Excuse me as I bombard you with a million photos. It’s just that I still can’t believe I was able to pull this wedding off. Remember when I made my cousin, Achi Bernice’s engagement gown? (Read all about it here.) I mentioned that I’m making her wedding gown and entourage gowns as well. Well, here it is! I survived! We survived! The sleepless nights are all worth it!
When Achi Bernice and I first sat down to discuss her wedding gown, the first thing she told me was she wanted a bias-cut gown in piña with embroidery. She wanted something simple and classic. Nothing too fancy and fussy. As a designer, I welcome brides like my cousin. She’s decisive but not overbearing. She knew what she wanted but she gave me room to create the design for her and to release my creative juices.
Being that this is my first piña wedding gown and my first gown with embroidery, I was both nervous and excited. The first challenge I came across was to look for piña that’s both wide enough for the bias-cut and beige enough for the color that Achi Bernice requested.
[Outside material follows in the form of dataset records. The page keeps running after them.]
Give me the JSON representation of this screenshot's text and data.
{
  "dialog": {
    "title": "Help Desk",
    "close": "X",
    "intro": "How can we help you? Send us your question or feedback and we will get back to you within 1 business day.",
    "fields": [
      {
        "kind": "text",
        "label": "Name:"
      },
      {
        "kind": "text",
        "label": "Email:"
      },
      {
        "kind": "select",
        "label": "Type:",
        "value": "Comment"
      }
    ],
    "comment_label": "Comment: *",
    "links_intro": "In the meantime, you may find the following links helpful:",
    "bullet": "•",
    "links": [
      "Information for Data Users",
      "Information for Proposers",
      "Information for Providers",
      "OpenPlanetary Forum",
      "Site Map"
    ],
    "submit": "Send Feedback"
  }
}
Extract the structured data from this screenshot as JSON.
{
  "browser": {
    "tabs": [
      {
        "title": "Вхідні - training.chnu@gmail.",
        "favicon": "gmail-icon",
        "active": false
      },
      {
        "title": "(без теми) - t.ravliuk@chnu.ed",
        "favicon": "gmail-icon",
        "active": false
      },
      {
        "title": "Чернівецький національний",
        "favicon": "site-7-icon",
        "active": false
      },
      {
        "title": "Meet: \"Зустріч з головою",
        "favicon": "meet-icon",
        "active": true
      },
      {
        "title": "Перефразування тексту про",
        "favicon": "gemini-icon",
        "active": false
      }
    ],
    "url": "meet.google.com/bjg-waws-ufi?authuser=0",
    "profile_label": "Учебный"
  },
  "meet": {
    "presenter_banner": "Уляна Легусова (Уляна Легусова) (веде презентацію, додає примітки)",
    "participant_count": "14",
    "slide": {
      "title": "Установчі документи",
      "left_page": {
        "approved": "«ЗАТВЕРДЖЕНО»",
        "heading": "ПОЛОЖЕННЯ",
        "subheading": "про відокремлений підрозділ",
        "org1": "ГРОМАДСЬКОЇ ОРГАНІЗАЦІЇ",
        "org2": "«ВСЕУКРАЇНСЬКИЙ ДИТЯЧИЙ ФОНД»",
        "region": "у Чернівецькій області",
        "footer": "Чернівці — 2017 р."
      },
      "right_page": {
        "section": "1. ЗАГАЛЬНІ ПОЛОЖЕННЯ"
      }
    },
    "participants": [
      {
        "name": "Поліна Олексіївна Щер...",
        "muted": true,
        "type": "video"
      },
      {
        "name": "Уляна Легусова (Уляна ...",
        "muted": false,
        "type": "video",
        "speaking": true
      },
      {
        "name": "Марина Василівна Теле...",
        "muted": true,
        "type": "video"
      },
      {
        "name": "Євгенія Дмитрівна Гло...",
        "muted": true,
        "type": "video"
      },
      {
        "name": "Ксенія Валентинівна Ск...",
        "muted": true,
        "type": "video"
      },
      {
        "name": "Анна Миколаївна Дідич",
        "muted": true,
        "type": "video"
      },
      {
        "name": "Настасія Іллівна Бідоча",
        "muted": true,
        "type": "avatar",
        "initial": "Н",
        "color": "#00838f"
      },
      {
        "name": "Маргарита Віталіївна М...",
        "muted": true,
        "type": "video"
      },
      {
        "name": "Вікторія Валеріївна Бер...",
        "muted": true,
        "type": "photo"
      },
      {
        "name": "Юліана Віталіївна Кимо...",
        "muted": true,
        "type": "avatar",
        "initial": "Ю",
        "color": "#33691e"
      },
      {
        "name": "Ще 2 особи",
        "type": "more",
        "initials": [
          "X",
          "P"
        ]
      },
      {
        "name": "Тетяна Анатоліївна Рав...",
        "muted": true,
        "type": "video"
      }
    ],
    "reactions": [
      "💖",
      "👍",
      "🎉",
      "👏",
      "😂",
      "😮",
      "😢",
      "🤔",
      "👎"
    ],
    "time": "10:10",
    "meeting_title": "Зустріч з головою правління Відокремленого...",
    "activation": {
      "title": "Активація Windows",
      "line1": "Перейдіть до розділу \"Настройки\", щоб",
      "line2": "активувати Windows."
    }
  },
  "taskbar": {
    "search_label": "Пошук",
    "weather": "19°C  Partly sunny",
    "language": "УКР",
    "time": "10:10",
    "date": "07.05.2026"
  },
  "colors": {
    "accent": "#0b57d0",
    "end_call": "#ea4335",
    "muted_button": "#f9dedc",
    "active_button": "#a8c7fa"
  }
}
When I was finally able to get a good supplier for this, it was time to design the embroidery. Achi Bernice didn’t want the usual leaves + flowers type of embroidery seen on tradional Filipinianas and barongs. She wanted something a bit more modern. Because embroidery takes a lot of time, I made sure to finish my sketch as fast I could. I even remember doing it on the plane back from Barcelona when I went there for the final round of Mango It Girl. I probably looked like a little girl doing homework on the plane with the largest pieces of paper lying around! Needless to say, I’m so attached to this gown’s embroidery. It’s definitely my baby!
Of course, in order to add a little bit more oomph to the gown, I had to add beads as well. Achi Bernice didn’t want any beads at first, but after a little persuading, she finally gave in. Piña gowns are usually very flat. The color isn’t that eye-catching. And given that the gown’s design is already so simple, the beads are essential in bringing the gown to life, especially in photos. A lot of people, especially younger ones, think that beads are a little outdated. I think it depends on how you combine the different types and colors of beads. With the right combination and placement, they work wonders.
If you’ve noticed, I really enjoy creating drama on the back of the gowns I design. And in true Camille fashion, this one is no different. The train and huge flowers are actually detachable. Once removed, you’ll see the beautiful mix of embroidery, beads and lace underneath (see photo below).
The skirt’s hem is embellished with lace, beads and embroidery as well. They go all around the hem and then slowly climb up the back of the skirt.
Kilig! I felt like a mom giving her daughter away–and by daughter, I meant my design. This was such a proud AND nerve-wrecking moment for me!
Doesn’t my cousin look beautiful?
Time for the entourage! I only make entourage pieces for women. For this wedding, I made all the gowns for the moms, maids of honor, bridesmaids, secondary sponsors and flower girls.
From left to right, secondary sponsor, maid of honor, bridesmaid, bridesmaid, maid of honor and bridesmaid. This isn’t the compete entourage but you can already have an idea of the theme we were going for. Achi Bernice’s favorite color is orange so I played around with the color’s various shades.
The bride’s family–my cousin Clarice (maid of honor), my aunt (mom of the bride), my uncle (dad of the bride) and my cousin Denise (bridesmaid). As you can see, the mother of the bride’s gown has a different skirt design. The bride didn’t want any beads on the entourage gowns so I made use of drapes and a few lace appliques instead for the moms’ gowns.
The mother of the bride’s gown from the back. I told you I like back drama!
The father and mother of the groom.
The mother of the groom’s gown is a little similar to the mother of the bride’s gown. When I design for wedding entourages, I like working with similar key design points for gowns of entourage members that belong to the same group–moms, maids of honors, bridesmaids, and so on. This is so that when it comes to that Kodak moment, you can easily see which group that member belongs to. But even with the different themes among groups, all the gowns still look cohesive when placed beside each other.
Secondary sponsors and maids of honor.
The sexiest secondary sponsor! Take a look at that low-cut back!
Bridesmaids and adult flower girls.
I intentionally made the flower girls’ dresses much more fun–brighter colors and playful cuts…
With cute little cut-outs on the back as well.
Another one of my aunts who was a principal sponsor. Gown by yours truly.
And there you have it! Mr. and Mrs. Paul Tan! Congratulations again Ahya and Achi! Thank you for trusting me with your wedding!
To end this post, I’m leaving you with a photo of my cousins and an awake-for-almost-72-hours-straight version of me. Intense wedding! But again, all worth it! Weddings will probably always cause me the most stress in my life, but I’ll keep doing it over and over again. The fulfillment I get from designing for weddings is incomparable!